Questa settimana di calma prima della tempesta degli Us Open, è estremamente utile per analizzare, riflettere e tirare le somme su quanto accaduto dopo Wimbledon. Tra la crisi di Nole, la dittatura di Nadal e la tanto travagliata quanto altalenante situazione di Federer, è passato inosservato chi, alla fine, è andato peggio di tutti tra i primi della classe. Si tratta di Andy Murray.
Lo scozzese si apprestava ad intraprendere la trasferta sul cemento americano da uomo più atteso dopo l’epico successo sui sacri prati di Church Road, ed è doveroso dire che è stato, invece, quello che più di tutti ha deluso. Sì, perché se perdere da Gulbis alla prima uscita in Canada ci può anche stare, farsi annientare tatticamente e tecnicamente a Cincinnati la settimana dopo da Berdych non può essere accettabile per chi ambisce come Murray ad arrivare al vertice.
Non sarà mica diventato un giocatore da Slam? Questo è il dubbio che molti appassionati ed addetti ai lavori si stanno ponendo in questi giorni di riflessione. Dubbio che pare quanto mai legittimo se si vanno a scorgere i risultati di Andy in questo 2013. Una sola vittoria “pesante” fuori dagli Slam arrivata nel 1000 di Miami ottenuta, peraltro, senza dover affrontare grandissimi nomi.

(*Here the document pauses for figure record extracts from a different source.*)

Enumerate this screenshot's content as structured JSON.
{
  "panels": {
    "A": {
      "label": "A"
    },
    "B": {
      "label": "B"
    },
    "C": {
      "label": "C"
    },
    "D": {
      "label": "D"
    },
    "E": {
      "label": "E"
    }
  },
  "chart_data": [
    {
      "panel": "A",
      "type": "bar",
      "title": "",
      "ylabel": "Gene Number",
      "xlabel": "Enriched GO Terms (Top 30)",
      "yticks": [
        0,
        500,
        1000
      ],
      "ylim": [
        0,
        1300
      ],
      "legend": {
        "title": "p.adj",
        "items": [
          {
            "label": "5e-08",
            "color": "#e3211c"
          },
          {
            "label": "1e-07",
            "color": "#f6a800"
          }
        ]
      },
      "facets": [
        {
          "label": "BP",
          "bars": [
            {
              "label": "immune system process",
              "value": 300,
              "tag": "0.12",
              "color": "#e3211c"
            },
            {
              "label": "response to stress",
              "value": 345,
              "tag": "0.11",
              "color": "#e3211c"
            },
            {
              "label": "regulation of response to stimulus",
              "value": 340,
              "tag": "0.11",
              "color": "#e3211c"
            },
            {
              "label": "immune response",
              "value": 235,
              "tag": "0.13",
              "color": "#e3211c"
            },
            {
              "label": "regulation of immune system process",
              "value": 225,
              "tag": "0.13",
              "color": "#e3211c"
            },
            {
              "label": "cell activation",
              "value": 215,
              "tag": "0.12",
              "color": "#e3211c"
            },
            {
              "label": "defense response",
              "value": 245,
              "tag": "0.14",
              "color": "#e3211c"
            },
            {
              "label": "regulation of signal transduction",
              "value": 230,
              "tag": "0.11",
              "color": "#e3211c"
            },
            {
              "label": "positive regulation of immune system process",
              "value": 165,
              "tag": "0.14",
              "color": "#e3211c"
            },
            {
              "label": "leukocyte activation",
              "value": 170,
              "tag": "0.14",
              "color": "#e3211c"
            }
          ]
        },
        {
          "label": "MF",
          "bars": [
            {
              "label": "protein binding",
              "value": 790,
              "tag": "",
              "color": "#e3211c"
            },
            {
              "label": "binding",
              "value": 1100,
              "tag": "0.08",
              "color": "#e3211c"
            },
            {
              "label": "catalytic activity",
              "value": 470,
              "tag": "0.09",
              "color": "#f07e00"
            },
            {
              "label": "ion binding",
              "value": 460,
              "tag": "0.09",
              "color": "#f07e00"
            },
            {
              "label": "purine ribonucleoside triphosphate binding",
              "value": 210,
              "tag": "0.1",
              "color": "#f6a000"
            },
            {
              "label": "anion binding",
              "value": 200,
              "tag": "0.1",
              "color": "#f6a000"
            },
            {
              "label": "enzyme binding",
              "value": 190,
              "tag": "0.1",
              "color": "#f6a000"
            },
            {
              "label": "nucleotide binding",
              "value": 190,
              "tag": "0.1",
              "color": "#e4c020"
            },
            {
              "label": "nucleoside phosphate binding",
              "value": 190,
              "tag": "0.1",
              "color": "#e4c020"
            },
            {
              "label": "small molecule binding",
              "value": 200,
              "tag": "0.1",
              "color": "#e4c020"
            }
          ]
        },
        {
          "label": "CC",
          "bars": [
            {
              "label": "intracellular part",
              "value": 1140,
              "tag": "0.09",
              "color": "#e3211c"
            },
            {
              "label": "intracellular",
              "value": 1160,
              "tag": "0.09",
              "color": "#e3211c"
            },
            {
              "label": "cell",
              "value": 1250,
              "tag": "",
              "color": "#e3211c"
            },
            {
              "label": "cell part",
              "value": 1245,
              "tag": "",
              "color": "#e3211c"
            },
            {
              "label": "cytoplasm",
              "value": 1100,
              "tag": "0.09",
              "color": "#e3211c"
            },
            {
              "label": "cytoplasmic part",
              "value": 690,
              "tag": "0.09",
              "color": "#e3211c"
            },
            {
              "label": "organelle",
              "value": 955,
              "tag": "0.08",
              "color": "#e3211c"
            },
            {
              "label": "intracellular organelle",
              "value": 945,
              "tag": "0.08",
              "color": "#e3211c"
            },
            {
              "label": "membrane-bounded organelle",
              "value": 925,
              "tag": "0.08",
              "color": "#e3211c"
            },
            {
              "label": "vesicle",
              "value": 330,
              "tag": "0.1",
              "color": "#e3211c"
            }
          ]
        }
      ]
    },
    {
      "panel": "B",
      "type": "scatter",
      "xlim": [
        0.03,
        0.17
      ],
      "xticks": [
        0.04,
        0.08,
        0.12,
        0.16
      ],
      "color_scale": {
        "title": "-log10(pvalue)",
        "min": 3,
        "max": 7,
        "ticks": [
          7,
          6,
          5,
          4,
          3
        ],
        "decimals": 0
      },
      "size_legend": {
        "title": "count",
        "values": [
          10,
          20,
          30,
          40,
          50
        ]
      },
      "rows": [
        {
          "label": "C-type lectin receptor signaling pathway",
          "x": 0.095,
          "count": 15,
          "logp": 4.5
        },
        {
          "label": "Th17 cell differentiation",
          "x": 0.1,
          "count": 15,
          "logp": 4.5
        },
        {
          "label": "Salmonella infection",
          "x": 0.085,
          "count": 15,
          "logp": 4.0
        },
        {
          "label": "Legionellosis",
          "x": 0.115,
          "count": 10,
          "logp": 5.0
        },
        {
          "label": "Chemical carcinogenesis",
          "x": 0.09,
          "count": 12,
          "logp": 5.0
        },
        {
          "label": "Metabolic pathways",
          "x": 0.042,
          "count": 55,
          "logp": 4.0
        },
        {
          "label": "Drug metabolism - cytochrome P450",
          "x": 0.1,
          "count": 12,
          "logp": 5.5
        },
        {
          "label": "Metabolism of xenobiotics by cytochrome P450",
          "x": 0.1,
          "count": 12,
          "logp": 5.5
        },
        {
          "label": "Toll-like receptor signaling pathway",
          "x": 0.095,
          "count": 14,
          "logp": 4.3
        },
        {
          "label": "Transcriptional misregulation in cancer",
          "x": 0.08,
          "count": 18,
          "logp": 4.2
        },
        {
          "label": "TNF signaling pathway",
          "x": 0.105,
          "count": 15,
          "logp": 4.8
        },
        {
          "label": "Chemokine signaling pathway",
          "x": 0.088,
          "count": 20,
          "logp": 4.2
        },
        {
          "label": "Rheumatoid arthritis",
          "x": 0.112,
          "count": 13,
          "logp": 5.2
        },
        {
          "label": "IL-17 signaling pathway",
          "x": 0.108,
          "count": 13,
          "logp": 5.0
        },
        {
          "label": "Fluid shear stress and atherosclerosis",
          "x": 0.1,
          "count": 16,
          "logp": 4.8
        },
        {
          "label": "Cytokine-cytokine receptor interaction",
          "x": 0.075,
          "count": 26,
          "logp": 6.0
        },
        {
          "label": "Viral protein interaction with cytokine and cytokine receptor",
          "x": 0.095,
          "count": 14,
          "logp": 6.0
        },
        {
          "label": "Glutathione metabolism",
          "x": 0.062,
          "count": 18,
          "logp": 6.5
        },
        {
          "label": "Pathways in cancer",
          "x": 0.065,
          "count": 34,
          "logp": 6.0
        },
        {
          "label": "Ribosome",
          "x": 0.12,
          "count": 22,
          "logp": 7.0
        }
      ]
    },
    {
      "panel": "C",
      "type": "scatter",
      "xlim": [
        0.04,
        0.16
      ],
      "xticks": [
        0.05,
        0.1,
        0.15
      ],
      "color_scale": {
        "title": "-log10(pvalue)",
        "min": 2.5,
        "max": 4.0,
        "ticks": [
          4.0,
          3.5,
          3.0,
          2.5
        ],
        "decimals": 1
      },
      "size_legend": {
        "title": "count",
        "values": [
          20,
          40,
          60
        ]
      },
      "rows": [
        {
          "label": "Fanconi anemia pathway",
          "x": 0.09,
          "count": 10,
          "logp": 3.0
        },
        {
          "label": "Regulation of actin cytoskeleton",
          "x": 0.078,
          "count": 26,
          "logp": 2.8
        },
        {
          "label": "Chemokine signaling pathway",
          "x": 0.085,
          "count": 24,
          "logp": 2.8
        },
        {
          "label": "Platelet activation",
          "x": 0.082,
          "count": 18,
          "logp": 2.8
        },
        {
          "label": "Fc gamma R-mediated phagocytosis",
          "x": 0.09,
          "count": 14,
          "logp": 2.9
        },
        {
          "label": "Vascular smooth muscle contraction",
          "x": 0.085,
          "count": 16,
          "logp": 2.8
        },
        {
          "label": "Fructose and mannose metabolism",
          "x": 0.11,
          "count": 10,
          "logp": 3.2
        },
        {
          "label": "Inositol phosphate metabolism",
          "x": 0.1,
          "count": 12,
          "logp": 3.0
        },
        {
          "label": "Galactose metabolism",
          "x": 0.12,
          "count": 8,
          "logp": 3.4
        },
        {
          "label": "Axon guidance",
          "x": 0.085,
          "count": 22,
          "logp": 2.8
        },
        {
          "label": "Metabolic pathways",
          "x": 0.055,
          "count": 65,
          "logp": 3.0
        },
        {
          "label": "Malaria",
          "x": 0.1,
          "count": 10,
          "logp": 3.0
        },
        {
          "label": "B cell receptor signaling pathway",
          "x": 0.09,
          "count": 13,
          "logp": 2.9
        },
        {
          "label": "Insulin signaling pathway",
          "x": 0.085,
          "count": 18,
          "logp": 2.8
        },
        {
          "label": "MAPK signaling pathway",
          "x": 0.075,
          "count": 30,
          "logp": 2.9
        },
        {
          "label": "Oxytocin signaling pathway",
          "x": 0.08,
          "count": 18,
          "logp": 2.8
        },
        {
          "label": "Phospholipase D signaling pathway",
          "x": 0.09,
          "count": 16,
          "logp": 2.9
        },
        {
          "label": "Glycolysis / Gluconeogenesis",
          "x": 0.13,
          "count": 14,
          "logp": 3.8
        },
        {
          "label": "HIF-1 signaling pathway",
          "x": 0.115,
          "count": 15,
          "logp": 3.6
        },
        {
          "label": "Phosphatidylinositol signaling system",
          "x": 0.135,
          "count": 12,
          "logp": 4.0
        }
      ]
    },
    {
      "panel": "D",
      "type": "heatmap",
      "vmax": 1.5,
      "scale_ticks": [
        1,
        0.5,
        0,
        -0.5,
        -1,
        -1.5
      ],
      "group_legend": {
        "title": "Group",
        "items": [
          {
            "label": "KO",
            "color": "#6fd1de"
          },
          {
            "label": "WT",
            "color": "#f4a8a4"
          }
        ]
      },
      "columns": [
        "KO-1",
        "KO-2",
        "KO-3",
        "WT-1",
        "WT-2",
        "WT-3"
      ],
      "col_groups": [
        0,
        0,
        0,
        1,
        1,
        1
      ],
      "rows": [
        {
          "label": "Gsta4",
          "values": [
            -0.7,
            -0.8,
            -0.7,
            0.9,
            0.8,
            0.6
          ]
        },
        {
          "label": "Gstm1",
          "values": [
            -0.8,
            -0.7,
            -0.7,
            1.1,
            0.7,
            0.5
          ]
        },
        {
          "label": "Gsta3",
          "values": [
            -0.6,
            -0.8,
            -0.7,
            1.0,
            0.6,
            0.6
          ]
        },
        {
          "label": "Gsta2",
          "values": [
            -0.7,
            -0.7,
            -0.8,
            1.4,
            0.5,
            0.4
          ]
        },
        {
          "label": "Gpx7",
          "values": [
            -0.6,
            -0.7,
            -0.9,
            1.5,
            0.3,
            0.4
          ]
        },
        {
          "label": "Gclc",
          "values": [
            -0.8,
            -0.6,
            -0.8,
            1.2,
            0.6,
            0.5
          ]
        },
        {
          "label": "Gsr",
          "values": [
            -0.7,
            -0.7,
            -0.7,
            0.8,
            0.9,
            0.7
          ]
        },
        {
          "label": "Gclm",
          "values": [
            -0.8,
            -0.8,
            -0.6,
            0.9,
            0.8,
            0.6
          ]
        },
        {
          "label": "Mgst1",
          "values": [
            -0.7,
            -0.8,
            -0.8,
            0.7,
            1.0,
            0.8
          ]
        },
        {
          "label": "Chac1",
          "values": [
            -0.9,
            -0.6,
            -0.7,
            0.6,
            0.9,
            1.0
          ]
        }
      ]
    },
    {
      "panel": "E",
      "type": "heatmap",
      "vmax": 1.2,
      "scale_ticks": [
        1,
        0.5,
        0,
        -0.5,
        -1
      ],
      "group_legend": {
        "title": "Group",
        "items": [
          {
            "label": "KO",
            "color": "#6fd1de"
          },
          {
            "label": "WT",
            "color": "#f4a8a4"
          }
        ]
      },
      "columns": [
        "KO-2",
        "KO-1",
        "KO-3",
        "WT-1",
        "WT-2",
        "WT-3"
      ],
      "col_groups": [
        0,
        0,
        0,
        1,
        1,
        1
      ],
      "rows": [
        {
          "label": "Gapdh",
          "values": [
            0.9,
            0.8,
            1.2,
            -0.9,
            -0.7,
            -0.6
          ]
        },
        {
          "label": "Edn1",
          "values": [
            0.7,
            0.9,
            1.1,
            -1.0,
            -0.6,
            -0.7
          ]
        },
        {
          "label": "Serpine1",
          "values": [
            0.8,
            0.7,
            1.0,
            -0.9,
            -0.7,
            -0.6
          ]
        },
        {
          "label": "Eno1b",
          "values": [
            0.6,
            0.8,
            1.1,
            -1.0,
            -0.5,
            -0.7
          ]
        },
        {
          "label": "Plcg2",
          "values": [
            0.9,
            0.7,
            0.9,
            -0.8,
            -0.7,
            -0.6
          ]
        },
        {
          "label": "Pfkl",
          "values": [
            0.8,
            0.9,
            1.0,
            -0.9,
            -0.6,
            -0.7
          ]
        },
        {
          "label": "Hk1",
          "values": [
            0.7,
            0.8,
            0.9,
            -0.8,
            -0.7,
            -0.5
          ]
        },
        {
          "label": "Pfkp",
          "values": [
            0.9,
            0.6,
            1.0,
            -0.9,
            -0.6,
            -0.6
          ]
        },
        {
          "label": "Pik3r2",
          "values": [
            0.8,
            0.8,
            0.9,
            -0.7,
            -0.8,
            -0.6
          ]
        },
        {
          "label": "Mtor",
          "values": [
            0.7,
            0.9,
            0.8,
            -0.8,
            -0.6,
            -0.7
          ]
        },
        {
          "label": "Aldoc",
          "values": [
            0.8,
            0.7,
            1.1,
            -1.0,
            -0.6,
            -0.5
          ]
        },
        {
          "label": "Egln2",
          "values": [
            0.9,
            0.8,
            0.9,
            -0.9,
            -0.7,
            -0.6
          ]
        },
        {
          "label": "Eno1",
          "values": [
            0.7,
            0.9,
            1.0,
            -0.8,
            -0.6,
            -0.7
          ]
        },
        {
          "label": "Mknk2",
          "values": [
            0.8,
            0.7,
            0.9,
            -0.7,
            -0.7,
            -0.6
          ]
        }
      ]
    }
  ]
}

Oltre a questa il nulla o quasi, con una disastrosa stagione su terra battuta ed un’altrettanto deludente campagna americana.
Negli Slam, invece, la musica cambia radicalmente: negli ultimi tre appuntamenti ai quali ha preso parte il ragazzone di Dunblane è stato capace di centrare due vittorie (Us Open ’12 e Wimbledon ’13) ed una finale in Australia a gennaio, un ruolino di marcia eccelso. Si sarà mica trasformato davvero? Le risposte molto probabilmente arriveranno da Flushing Maedows dove, almeno alla vigilia, si prospetta una sfida a tre per il titolo con Djokovic in cerca disperata di riscatto e Rafa considerato all’unanimità l’uomo da battere.
Tornando al discorso Murray, quest’ultimo ha dichiarato in un’intervista post Wimbledon di essere poco interessato in questo momento al titolo di numero uno del mondo, quanto piuttosto brama di trionfare in altre prove dello Slam. La storia moderna del tennis, però, ci insegna che il livello della competizione tra i migliori si è alzato a dismisura ed ora occorre essere al massimo praticamente ogni settimana dell’anno così come hanno mostrato Federer, Nadal ed, in parte, Djokovic nell’ultima decade.
Al momento Murray si concede troppe sconfitte ingiustificabili. Sia ben chiaro, i tornei dello Slam restano gli appuntamenti più importanti, ma per essere il migliore non sono sufficienti.